Und worauf müssen Anfänger achten?

Auf dem Meer kann es auch im Hochsommer empfindlich kalt werden. Ins Gepäck gehören Mütze, dicker Pulli, wasserfeste Kleidung, festes Schuhwerk.

Was war einer der schönsten Momente auf See für Sie?

Da gibt es so vieles: Zum Beispiel die Seehunde im Wattenmeer oder der Moment, wenn Helgoland erstmals am Horizont auftaucht. Eingeprägt hat sich mir auch ein Törn im Großen Belt – eigentlich war alles unspektakulär, und doch gab es eine ganz besondere, sehr friedliche Stimmung bei sattem Abendlicht und stetem Wind. Das lässt sich mit Worten nur schwer beschreiben, aber das war Glück pur.

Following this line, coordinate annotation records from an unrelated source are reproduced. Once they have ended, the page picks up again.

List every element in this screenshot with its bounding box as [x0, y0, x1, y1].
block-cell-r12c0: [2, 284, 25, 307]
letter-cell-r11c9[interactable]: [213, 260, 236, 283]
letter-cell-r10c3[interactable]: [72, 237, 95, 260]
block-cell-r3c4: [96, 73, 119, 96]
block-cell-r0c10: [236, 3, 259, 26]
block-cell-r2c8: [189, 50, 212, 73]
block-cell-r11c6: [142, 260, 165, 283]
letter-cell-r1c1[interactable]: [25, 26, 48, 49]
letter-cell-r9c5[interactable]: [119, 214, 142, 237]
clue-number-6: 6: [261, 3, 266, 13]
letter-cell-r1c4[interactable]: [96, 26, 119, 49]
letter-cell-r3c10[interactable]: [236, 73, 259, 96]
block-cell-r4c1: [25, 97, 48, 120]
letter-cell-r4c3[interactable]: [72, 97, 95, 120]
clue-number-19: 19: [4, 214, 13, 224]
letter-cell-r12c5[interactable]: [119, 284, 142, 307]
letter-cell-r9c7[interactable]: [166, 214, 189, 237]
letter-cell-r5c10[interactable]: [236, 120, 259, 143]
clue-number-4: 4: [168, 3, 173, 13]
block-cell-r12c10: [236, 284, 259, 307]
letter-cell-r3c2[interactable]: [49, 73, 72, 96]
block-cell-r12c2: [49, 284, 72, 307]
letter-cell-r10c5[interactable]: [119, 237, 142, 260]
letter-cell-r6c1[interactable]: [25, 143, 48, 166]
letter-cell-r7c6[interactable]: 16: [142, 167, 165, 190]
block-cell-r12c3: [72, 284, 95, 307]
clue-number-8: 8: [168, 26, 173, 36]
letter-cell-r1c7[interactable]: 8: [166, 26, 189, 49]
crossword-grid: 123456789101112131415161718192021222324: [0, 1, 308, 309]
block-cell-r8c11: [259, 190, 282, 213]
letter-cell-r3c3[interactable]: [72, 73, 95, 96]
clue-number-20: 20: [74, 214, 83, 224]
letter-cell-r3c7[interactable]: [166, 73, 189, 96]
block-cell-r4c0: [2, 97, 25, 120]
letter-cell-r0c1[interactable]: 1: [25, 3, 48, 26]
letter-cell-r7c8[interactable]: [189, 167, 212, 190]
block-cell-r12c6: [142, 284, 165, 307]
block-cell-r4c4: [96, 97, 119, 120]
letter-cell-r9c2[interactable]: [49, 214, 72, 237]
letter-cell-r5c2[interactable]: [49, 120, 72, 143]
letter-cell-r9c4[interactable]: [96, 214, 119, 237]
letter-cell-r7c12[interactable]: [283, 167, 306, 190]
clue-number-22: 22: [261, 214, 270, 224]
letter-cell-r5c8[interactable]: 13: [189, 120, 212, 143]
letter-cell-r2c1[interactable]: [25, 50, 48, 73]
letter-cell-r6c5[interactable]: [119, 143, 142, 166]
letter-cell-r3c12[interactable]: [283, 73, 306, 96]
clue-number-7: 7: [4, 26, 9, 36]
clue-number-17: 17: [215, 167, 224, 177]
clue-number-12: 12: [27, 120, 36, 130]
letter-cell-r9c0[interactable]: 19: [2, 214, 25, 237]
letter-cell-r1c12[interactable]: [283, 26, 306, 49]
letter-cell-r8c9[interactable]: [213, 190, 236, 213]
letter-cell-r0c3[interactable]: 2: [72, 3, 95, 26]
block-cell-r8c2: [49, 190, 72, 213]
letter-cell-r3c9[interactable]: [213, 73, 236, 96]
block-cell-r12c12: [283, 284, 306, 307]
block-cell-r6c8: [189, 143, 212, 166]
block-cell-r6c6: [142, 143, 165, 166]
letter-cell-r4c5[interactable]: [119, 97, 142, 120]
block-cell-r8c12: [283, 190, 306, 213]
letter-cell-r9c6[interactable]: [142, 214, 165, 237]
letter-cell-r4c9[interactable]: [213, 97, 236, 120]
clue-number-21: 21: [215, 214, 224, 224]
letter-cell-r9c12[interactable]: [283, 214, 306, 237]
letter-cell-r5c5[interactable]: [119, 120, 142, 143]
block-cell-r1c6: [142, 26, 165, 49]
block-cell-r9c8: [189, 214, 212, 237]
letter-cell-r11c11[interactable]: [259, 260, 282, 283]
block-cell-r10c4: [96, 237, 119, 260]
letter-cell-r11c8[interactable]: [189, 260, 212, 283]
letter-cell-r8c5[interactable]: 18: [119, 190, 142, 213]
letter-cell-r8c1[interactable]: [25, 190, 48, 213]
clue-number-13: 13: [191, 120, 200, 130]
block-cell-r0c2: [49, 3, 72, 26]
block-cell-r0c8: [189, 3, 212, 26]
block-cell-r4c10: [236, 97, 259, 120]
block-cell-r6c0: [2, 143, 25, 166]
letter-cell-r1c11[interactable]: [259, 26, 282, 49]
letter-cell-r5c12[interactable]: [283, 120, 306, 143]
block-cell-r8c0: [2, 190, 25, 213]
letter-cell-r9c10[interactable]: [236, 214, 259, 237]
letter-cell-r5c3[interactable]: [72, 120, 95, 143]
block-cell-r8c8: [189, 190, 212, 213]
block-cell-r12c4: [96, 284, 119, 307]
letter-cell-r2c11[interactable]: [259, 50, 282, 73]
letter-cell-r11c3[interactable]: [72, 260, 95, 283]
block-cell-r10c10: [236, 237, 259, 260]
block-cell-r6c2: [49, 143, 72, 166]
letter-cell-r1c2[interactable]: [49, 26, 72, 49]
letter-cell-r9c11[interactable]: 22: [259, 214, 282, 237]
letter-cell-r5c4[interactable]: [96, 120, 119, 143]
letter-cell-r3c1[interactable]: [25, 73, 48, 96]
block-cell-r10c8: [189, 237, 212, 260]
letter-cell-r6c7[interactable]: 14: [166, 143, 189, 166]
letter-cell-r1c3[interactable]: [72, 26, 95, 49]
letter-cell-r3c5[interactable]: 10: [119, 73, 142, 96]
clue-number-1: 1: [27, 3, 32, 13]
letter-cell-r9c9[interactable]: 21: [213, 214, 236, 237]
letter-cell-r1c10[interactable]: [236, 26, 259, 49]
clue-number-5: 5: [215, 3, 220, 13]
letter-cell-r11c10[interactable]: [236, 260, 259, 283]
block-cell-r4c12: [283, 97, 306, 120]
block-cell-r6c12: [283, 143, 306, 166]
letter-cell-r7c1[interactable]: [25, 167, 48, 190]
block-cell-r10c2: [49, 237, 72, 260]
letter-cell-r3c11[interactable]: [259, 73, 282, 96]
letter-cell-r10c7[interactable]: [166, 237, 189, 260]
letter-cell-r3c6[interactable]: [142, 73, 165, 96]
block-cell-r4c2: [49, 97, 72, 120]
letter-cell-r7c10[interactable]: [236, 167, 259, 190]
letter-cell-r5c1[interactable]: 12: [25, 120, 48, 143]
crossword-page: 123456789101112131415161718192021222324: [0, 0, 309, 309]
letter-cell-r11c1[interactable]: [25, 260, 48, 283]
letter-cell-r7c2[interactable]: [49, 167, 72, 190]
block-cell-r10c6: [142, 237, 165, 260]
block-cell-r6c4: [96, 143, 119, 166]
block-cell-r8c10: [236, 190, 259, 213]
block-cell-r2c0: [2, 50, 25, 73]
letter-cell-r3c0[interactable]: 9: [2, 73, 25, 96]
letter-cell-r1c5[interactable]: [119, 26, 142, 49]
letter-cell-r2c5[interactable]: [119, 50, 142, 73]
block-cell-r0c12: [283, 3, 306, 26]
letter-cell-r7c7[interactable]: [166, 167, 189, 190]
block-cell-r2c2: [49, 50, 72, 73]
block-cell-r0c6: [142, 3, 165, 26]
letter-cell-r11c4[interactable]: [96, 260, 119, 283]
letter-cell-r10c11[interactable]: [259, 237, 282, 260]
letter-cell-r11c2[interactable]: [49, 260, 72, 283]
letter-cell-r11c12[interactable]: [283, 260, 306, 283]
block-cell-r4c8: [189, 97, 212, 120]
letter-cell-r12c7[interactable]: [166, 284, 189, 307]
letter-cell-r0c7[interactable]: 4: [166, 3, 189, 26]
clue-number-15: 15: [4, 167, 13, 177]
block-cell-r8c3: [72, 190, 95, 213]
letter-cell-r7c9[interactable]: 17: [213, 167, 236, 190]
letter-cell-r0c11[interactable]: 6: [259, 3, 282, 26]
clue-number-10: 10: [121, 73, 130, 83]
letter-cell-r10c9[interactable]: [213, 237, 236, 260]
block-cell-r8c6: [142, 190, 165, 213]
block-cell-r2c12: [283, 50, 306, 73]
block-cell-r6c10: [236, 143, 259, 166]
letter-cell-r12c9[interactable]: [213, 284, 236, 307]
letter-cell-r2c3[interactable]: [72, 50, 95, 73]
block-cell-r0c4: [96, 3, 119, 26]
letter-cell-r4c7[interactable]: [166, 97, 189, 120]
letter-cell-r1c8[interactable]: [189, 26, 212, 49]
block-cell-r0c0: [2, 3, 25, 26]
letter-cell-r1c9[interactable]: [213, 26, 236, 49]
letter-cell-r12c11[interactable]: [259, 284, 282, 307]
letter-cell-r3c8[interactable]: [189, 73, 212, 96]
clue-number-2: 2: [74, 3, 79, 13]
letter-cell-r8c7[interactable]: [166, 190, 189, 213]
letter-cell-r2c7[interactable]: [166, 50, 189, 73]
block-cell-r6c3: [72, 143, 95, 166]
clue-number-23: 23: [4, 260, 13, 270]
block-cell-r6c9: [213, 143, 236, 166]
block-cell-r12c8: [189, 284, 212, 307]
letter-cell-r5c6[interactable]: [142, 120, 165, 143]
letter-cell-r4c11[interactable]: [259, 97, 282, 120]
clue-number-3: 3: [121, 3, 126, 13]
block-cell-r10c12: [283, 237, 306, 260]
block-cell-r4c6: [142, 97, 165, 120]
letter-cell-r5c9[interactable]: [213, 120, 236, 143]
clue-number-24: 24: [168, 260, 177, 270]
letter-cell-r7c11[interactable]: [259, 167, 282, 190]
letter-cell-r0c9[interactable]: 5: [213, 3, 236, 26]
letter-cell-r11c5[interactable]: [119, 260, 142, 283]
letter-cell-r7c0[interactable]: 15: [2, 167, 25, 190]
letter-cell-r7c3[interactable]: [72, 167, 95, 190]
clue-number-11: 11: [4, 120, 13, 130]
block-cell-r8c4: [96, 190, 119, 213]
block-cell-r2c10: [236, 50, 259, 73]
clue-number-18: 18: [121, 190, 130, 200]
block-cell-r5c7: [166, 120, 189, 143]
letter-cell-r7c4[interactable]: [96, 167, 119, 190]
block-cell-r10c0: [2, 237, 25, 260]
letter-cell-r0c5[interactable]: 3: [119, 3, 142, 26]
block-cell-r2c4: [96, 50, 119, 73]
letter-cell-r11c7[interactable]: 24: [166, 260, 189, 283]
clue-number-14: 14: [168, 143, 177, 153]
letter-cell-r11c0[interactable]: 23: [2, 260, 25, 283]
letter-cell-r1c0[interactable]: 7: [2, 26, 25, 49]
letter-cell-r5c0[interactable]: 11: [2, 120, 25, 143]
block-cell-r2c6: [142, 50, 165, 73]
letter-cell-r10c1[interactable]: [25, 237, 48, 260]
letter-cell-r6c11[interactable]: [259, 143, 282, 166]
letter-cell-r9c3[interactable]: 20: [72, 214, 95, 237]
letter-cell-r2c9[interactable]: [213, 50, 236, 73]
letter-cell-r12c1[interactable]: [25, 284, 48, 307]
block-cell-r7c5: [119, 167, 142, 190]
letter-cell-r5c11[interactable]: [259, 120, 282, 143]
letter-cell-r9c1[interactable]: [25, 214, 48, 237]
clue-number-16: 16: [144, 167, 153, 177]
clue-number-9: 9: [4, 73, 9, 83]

Und was war besonders stressig für Sie?

In Dänemark waren wir unterwegs zu einem Hafen auf der Insel Møn, als sich das Wetter unangekündigt und rapide verschlechterte. Wir waren noch gut zehn Seemeilen entfernt, knapp zwei Stunden Fahrt, und wussten nicht: Schaffen wir es rechtzeitig dorthin, um noch sicher einlaufen zu können? Bei zu starkem Wellengang wäre das riskant gewesen. Abzudrehen hätte aber bedeutet, bei aufziehendem Sturm viel länger auf See zu bleiben. Am Ende hatten wir Windstärke 9. Das war keine einfache Entscheidung. Meine Erleichterung, als wir die enge Hafeneinfahrt endlich sicher passiert hatten, war riesengroß.

Was ist für Sie das Wesentliche am Segeln?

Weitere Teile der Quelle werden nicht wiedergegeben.